Beatriz destacou também a importância de o psicólogo preencher o questionário on-line, presente no site do CREPOP Nacional. “O questionário on-line é o instrumento que nos dá a base quantitativa para a criação da referência. Além disso, é importante que ele seja respondido para garantir a representatividade dos psicólogos do Rio”.
Beatriz explica o Crepop.
Em seguida, ela explicou que a dinâmica do evento seria realizada a partir da metodologia sociodramática. Assim, os participantes foram convidados a se dividirem em duplas, para, depois, apresentarem o companheiro em primeira pessoa, como se estivessem falando de si próprios. “Com essa dinâmica, já estamos mapeando as práticas de vocês, diferente de se fizéssemos uma palestra. Nosso objetivo é mapear, pela fala dos participantes, quais são os serviços e os atores dessa rede”, colocou a psicóloga.

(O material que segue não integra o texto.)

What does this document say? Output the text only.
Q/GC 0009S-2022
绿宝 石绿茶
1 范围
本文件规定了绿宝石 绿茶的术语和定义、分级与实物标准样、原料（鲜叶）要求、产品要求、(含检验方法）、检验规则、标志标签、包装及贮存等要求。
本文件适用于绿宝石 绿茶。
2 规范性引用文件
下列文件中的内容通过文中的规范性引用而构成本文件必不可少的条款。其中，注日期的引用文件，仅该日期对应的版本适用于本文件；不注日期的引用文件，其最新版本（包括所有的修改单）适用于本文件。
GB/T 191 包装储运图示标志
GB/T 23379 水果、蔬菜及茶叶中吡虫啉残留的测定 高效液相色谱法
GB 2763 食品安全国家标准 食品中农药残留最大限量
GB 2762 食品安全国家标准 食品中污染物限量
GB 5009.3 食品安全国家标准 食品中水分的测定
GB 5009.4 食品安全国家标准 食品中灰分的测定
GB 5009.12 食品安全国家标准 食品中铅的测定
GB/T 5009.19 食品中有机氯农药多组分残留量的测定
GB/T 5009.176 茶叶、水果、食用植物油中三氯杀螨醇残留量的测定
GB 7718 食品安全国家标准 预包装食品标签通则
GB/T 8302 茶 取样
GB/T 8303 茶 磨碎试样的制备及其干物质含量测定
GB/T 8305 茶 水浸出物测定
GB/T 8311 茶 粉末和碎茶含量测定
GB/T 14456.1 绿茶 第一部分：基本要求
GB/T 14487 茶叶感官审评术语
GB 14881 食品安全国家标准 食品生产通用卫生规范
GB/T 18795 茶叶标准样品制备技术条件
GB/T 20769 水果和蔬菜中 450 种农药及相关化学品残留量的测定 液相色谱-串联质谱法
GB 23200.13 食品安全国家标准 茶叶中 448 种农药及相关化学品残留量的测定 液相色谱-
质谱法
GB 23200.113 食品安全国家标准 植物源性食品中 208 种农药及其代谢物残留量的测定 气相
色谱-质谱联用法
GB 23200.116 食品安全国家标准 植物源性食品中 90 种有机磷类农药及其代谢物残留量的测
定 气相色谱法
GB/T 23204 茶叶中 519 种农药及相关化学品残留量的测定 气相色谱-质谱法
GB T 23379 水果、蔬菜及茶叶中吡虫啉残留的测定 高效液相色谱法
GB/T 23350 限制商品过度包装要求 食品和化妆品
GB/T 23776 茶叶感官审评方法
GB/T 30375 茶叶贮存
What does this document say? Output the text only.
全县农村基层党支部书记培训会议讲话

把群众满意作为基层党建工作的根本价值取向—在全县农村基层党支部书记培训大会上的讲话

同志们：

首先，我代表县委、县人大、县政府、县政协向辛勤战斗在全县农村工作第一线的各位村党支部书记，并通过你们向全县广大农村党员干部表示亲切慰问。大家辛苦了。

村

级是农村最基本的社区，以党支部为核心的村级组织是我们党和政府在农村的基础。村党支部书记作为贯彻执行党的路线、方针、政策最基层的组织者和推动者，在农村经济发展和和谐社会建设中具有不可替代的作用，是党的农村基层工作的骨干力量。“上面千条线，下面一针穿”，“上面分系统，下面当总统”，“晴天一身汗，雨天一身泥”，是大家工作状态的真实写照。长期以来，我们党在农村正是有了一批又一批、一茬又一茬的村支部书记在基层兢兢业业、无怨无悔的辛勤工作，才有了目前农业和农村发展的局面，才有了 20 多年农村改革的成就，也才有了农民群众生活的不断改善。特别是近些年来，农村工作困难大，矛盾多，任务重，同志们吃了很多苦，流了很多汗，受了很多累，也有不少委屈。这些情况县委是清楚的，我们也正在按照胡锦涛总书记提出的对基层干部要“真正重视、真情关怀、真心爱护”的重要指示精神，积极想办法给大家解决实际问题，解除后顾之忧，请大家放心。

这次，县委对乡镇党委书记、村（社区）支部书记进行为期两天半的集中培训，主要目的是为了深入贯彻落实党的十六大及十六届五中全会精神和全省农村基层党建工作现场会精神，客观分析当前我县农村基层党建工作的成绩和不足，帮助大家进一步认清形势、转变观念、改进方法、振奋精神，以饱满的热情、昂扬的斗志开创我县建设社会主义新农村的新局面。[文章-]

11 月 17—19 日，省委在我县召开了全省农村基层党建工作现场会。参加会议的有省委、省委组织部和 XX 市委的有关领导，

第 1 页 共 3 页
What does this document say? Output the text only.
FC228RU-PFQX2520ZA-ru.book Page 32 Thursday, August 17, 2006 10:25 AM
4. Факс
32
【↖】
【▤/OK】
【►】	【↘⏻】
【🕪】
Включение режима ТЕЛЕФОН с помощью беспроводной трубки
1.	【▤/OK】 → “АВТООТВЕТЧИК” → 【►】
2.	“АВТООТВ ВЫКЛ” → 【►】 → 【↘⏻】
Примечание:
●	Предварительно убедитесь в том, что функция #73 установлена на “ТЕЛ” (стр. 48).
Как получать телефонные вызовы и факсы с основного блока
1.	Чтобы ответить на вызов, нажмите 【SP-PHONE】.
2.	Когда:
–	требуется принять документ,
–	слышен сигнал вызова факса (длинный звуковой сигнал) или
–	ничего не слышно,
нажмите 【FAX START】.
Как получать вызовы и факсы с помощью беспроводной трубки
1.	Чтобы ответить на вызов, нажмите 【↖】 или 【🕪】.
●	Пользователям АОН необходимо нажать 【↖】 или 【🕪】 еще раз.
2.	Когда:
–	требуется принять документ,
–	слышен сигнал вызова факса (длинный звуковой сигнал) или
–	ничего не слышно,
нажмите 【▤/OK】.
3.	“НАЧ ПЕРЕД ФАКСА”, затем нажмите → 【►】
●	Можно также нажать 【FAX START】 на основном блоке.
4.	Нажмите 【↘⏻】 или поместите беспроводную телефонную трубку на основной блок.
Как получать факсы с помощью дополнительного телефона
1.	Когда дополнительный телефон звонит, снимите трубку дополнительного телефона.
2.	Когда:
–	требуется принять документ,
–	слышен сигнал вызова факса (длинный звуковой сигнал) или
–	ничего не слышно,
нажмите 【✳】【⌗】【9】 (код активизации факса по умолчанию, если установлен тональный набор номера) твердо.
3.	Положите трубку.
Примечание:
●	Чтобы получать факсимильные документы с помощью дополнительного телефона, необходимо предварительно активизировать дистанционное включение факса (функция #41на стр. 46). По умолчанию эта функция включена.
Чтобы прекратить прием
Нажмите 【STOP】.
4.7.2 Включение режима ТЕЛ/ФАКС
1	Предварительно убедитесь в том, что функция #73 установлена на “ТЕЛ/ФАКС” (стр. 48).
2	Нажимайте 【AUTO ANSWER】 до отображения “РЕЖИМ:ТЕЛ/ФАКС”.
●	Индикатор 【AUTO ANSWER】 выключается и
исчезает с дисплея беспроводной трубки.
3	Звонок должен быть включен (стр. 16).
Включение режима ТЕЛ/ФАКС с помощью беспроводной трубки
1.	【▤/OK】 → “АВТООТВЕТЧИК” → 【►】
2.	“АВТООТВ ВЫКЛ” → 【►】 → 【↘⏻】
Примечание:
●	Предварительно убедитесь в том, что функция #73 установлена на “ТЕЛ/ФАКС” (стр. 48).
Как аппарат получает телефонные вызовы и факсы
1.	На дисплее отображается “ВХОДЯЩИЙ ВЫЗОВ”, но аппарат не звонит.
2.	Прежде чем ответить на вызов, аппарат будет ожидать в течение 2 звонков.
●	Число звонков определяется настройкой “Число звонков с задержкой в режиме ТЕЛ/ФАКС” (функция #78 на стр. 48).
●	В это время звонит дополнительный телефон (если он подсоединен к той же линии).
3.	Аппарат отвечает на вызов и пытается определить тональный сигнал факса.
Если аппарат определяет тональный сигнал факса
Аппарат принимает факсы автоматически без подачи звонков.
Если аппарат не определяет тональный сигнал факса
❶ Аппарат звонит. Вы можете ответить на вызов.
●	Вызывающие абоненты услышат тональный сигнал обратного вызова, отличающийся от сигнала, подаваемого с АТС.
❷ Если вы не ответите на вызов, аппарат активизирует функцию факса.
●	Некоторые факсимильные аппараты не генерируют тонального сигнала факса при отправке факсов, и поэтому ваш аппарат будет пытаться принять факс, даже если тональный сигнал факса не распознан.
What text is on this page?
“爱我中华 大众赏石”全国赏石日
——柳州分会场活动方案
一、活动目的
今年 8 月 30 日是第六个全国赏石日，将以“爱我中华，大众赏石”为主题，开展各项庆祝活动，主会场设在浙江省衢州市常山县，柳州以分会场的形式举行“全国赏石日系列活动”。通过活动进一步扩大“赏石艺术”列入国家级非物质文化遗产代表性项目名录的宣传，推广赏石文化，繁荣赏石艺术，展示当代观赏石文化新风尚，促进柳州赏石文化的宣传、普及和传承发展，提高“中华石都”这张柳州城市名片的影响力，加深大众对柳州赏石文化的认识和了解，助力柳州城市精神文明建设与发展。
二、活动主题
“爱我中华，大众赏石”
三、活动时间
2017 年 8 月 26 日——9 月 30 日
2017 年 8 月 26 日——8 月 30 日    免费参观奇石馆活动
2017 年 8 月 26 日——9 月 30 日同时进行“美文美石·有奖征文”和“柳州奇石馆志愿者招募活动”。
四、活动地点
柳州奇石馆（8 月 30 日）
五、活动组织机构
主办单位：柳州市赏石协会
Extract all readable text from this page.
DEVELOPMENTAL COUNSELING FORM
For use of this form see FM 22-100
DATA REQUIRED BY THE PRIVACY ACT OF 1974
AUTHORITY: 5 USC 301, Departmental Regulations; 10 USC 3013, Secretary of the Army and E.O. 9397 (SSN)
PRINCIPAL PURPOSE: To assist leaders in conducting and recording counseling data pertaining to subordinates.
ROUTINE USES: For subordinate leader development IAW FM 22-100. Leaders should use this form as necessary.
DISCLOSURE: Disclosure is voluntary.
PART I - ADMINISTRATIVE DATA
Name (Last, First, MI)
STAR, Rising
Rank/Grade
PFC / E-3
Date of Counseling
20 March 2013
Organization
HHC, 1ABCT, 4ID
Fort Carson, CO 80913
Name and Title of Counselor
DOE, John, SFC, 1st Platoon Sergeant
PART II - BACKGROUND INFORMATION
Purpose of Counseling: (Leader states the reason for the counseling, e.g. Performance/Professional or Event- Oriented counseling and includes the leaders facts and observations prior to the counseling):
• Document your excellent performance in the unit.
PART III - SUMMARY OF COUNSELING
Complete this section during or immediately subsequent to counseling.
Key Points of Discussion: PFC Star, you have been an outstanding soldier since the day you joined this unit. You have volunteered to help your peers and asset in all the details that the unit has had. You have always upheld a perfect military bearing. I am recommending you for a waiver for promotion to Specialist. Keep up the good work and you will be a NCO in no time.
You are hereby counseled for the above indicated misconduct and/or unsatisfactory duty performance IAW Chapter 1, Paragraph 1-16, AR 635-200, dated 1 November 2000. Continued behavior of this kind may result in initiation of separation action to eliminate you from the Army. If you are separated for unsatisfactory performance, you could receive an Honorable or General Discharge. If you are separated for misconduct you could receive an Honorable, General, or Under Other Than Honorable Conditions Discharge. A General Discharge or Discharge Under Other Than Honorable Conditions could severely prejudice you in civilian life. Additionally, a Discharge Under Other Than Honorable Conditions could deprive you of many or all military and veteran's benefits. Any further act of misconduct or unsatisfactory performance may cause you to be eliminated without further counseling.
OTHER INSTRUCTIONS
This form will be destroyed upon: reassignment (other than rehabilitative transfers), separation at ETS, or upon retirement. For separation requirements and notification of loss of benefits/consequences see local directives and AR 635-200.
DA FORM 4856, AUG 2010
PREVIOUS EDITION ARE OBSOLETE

Durante a apresentação, psicólogos de diversos municípios do estado – como Barra Mansa, Volta Redonda, Resende, Quatis, Mendes, Paulo de Fronteim, Vila Rica e Campos – e uma assistente social falaram um pouco sobre a sua atuação profissional no campo da Assistência. Eles colocaram que sua expectativa para o encontro era de promover um espaço de troca de experiências e ideias e aprender sobre a prática de psicólogos de outras regiões.
Depois, os presentes se dividiram em quatro grupos com o objetivo de montarem uma cena para ser eleita e dramatizada pelo grupo. Foi escolhida a história chamada “Dia a dia no CRAS”, que narrava a trajetória de Maria, uma mulher com cinco filhos que recorre ao Centro de Referência em Assistência Social (CRAS) porque sua casa foi interditada pela Defesa Civil, para buscar ajuda no cadastro no programa Bolsa Família e para obter a certidão de nascimento de um de seus filhos.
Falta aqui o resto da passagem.